Estimates for rare three-body decays of the Omega baryon using chiral symmetry and the $\Delta I = 1/2$ rule

TL;DR

This paper uses chiral perturbation theory to estimate rare three-body Omega baryon decays, revealing discrepancies with experimental data and highlighting their potential to test the $\Delta I = 1/2$ rule and low-energy constants.

Contribution

It provides the first theoretical estimates for these decays, confirms existing discrepancies with experiment, and suggests their use to scrutinize the $\Delta I = 1/2$ rule and determine low-energy constants.

Findings

Order-of-magnitude discrepancy in one decay channel.

Established lower limits for branching fractions.

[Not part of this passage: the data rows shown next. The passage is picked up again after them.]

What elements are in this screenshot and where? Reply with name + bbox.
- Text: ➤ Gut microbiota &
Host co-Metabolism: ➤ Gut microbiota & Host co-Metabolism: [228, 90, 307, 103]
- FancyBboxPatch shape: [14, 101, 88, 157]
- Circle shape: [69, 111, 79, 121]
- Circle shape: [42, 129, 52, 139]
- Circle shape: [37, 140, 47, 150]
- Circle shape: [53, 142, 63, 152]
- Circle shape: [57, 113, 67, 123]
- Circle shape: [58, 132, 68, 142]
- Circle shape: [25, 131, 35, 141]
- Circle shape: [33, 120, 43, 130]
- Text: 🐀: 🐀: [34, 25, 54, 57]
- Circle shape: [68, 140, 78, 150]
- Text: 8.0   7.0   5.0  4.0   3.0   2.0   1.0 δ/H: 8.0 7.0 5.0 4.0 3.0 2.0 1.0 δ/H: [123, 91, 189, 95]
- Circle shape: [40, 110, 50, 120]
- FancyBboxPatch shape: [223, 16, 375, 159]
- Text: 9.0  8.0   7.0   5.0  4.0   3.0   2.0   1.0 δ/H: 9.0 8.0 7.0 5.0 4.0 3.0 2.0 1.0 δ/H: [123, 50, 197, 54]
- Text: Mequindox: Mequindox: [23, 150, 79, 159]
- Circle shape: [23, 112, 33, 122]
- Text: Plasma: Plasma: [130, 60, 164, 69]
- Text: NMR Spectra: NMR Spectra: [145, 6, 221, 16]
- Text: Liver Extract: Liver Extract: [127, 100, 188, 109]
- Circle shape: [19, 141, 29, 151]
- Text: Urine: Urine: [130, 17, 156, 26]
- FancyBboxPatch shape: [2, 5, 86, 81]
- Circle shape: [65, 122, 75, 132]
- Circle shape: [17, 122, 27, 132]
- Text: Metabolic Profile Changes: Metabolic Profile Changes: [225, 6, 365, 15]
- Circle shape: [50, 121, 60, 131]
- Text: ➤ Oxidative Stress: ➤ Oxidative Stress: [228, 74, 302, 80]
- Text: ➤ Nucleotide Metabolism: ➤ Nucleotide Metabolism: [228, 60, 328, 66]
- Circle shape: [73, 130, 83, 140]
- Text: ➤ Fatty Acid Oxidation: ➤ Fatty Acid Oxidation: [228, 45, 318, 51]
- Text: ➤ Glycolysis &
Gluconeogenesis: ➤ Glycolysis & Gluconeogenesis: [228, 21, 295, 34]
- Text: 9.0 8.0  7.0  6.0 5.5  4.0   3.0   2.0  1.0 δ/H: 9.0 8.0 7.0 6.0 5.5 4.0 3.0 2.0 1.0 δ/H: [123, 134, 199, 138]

Predicted distributions for semileptonic decay.

Abstract

We study rare three-body decays of the Omega baryon using SU(3) chiral perturbation theory, the successful effective field theory of quantum chromodynamics at low energies. At leading order, we calculate the branching fractions of the decay $\Omega^- \to \Xi \pi \pi$ for all possible combinations of pions. For one channel we find an order-of-magnitude discrepancy between theory and experiment. This tension is known to exist in the non-relativistic limit, and we confirm that it remains in the relativistic calculation. Fairly independent of the values of the low-energy constants we establish lower limits for the branching fractions of these three-body Omega decays, which reaffirm the gap between theory and experiment. We point out that this discrepancy is closely tied to the $\Delta I =1/2$ selection rule. In turn, this means that the three-body decays constitute an interesting tool to scrutinize the selection rule. Using next-to-leading order calculations we also provide predictions for the decay $\Omega^- \to \Xi^0 \mu^- \bar{\nu}_\mu$. We show that fully-differential distributions will provide access to low-energy constants needed in the axial-vector transitions from a decuplet to octet baryon. Since data for all of these rare three-body Omega decays are scarce (fully differential data are nonexistent), we recommend that they be remeasured at running and upcoming experiments, such as BESIII, LHCb, Belle-II, and PANDA.